Heading into the 2011 college football season, Kansas fans are desperate to see their Jayhawks improve. KU is coming off a 3-9 season in which everything that could go wrong did, and a lot of hype was made of the Jayhawks' latest recruiting class and off-season improvement. Kansas could very well be one of the most improved teams in college football next season, despite having a record that is not any different (and potentially worse) that last year's 3-9 showing.
If a bad football team gets better, surely it will win more games right? Not necessarily so in the Big 12. As Kansas fans well know, the schedule means everything in this league, and Kansas' is about to get a whole lot tougher. During Mark Mangino's tenure, Kansas would prey on the weaker teams of the Big 12 while failing to knock off the perennial powers. The Jayhawks run to the Orange Bowl was a prime example of this; Kansas cruised through a relatively easy Big 12 schedule before dropping its only league game against a worthy opponent in the Border Showdown against Missouri. Under Mangino, KU had no problem beating weak Iowa State, Kansas State and Colorado teams, while it usually got blown off the field by Texas, Oklahoma and Texas Tech.
With the Big 12's move to ten teams, Kansas will be forced to play the league's best teams every season. The Jayhawks will also be replacing a non-conference game with a league contest, which means fewer opportunities to schedule the "cupcakes" Mangino was often criticized for playing.

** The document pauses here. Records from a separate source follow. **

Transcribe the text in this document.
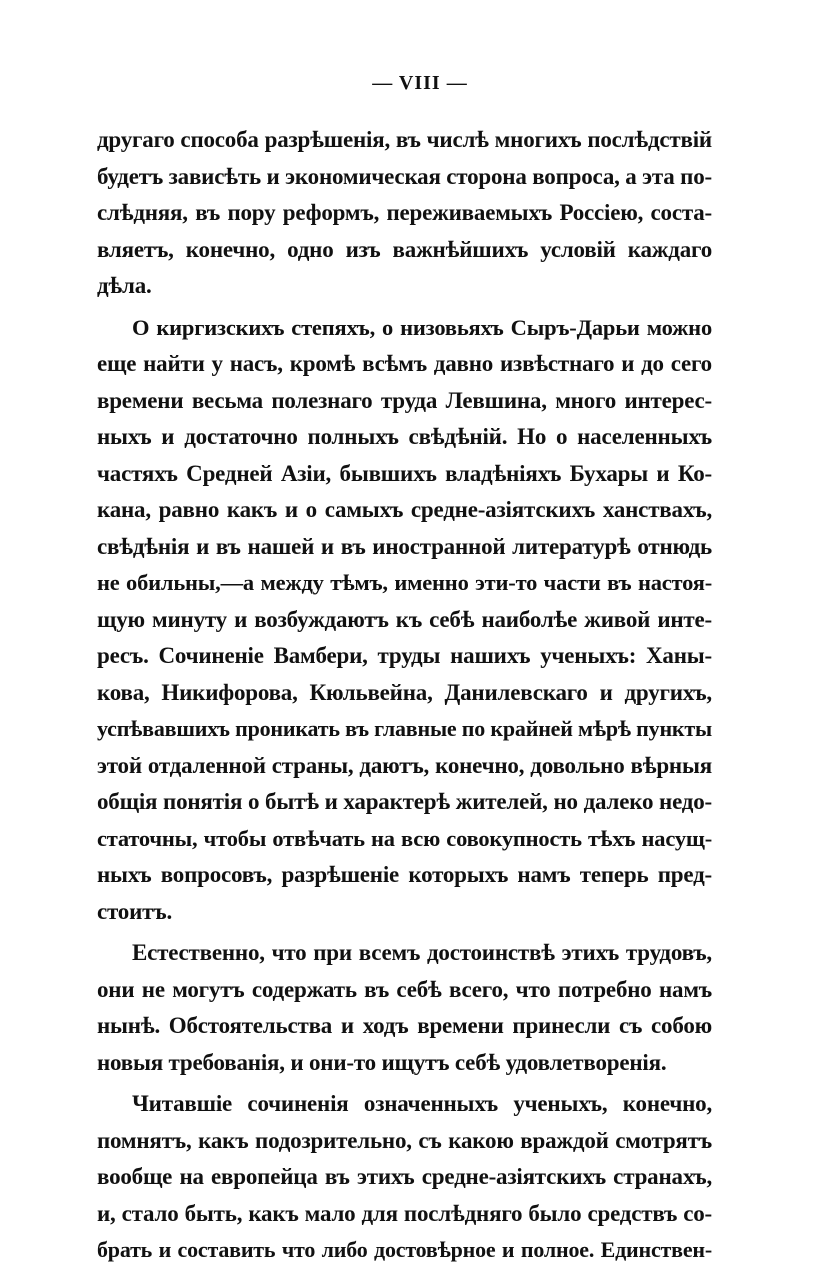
— VIII —
другаго способа разрѣшенія, въ числѣ многихъ послѣдствій
будетъ зависѣть и экономическая сторона вопроса, а эта по-
слѣдняя, въ пору реформъ, переживаемыхъ Россіею, соста-
вляетъ, конечно, одно изъ важнѣйшихъ условій каждаго
дѣла.
О киргизскихъ степяхъ, о низовьяхъ Сыръ-Дарьи можно
еще найти у насъ, кромѣ всѣмъ давно извѣстнаго и до сего
времени весьма полезнаго труда Левшина, много интерес-
ныхъ и достаточно полныхъ свѣдѣній. Но о населенныхъ
частяхъ Средней Азіи, бывшихъ владѣніяхъ Бухары и Ко-
кана, равно какъ и о самыхъ средне-азіятскихъ ханствахъ,
свѣдѣнія и въ нашей и въ иностранной литературѣ отнюдь
не обильны,—а между тѣмъ, именно эти-то части въ настоя-
щую минуту и возбуждаютъ къ себѣ наиболѣе живой инте-
ресъ. Сочиненіе Вамбери, труды нашихъ ученыхъ: Ханы-
кова, Никифорова, Кюльвейна, Данилевскаго и другихъ,
успѣвавшихъ проникать въ главные по крайней мѣрѣ пункты
этой отдаленной страны, даютъ, конечно, довольно вѣрныя
общія понятія о бытѣ и характерѣ жителей, но далеко недо-
статочны, чтобы отвѣчать на всю совокупность тѣхъ насущ-
ныхъ вопросовъ, разрѣшеніе которыхъ намъ теперь пред-
стоитъ.
Естественно, что при всемъ достоинствѣ этихъ трудовъ,
они не могутъ содержать въ себѣ всего, что потребно намъ
нынѣ. Обстоятельства и ходъ времени принесли съ собою
новыя требованія, и они-то ищутъ себѣ удовлетворенія.
Читавшіе сочиненія означенныхъ ученыхъ, конечно,
помнятъ, какъ подозрительно, съ какою враждой смотрятъ
вообще на европейца въ этихъ средне-азіятскихъ странахъ,
и, стало быть, какъ мало для послѣдняго было средствъ со-
брать и составить что либо достовѣрное и полное. Единствен-
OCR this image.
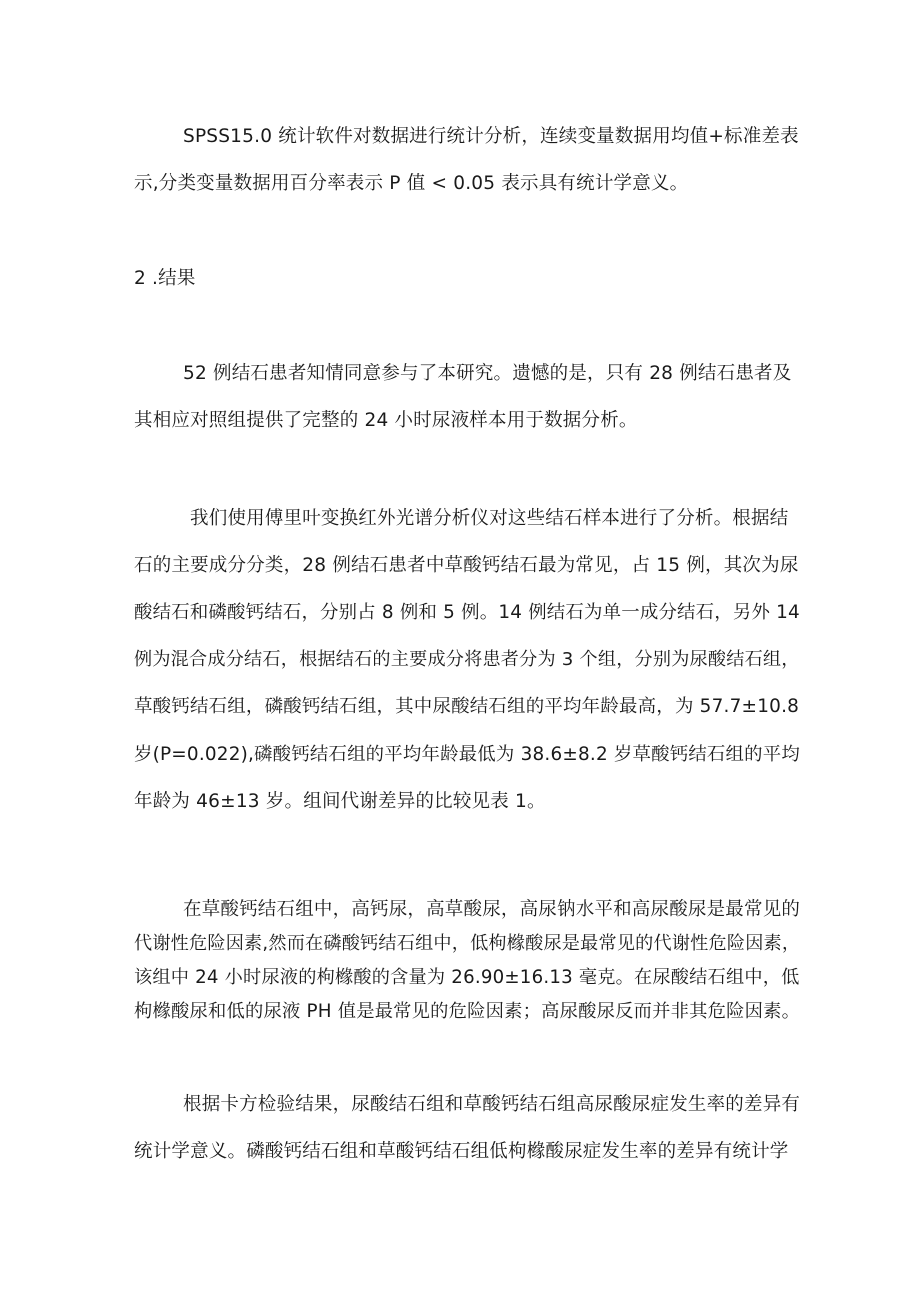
SPSS15.0 统计软件对数据进行统计分析，连续变量数据用均值+标准差表
示,分类变量数据用百分率表示 P 值 < 0.05 表示具有统计学意义。
2 .结果
52 例结石患者知情同意参与了本研究。遗憾的是，只有 28 例结石患者及
其相应对照组提供了完整的 24 小时尿液样本用于数据分析。
我们使用傅里叶变换红外光谱分析仪对这些结石样本进行了分析。根据结
石的主要成分分类，28 例结石患者中草酸钙结石最为常见，占 15 例，其次为尿
酸结石和磷酸钙结石，分别占 8 例和 5 例。14 例结石为单一成分结石，另外 14
例为混合成分结石，根据结石的主要成分将患者分为 3 个组，分别为尿酸结石组，
草酸钙结石组，磷酸钙结石组，其中尿酸结石组的平均年龄最高，为 57.7±10.8
岁(P=0.022),磷酸钙结石组的平均年龄最低为 38.6±8.2 岁草酸钙结石组的平均
年龄为 46±13 岁。组间代谢差异的比较见表 1。
在草酸钙结石组中，高钙尿，高草酸尿，高尿钠水平和高尿酸尿是最常见的
代谢性危险因素,然而在磷酸钙结石组中，低枸橼酸尿是最常见的代谢性危险因素，
该组中 24 小时尿液的枸橼酸的含量为 26.90±16.13 毫克。在尿酸结石组中，低
枸橼酸尿和低的尿液 PH 值是最常见的危险因素；高尿酸尿反而并非其危险因素。
根据卡方检验结果，尿酸结石组和草酸钙结石组高尿酸尿症发生率的差异有
统计学意义。磷酸钙结石组和草酸钙结石组低枸橼酸尿症发生率的差异有统计学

Let's not overlook the importance of losing Colorado either - Kansas won four of its last five meetings with the Buffaloes, and Colorado had been one of the weakest teams in the Big 12 over the past several seasons.
What does all this mean for the Jayhawks? For starters, they will be an underdog every Saturday. After its opener, Kansas will not be favored in one game the rest of the year barring a ridiculous collapse from another Big 12 team. A tougher schedule means fewer opportunities for wins, and Kansas will no longer face Colorado - the victim of the Jayhawks' lone conference win last year.
Let's also not forget how far this team has to go. KU could have a 30 point improvement against Kansas State and Baylor next season and still lose. The Jayhawks weren't dropping close games last year, they were getting blown out by almost everyone in the league. While a 14 point loss to Baylor would be considered a failure for most schools, it would represent a colossal improvement for KU.
It seems almost impossible that Kansas could play worse football than it did last season. The Jayhawks were historically bad on offense and defense, and Turner Gill and his staff should have a better grasp on things in year two. Kansas is still fairly young, but a lot of young players got valuable experience last season. The Jayhawks also showed a few signs of life towards the end of the 2010 season, and the win over Colorado, as crazy as it was, had to have meant something. If Kansas can avoid the injury bug and its young players continue to improve, there is no reason that the product on the field should be better in 2011.
If (or more likely when) Kansas stumbles to another poor record, many fans will point out that the team failed to get better in year two. Jayhawk fans must keep in mind how far their team has to go, and that the new league schedule only makes things harder. Player development, margin of defeat and even basic execution will show if the Jayhawks are improving - not the team's record.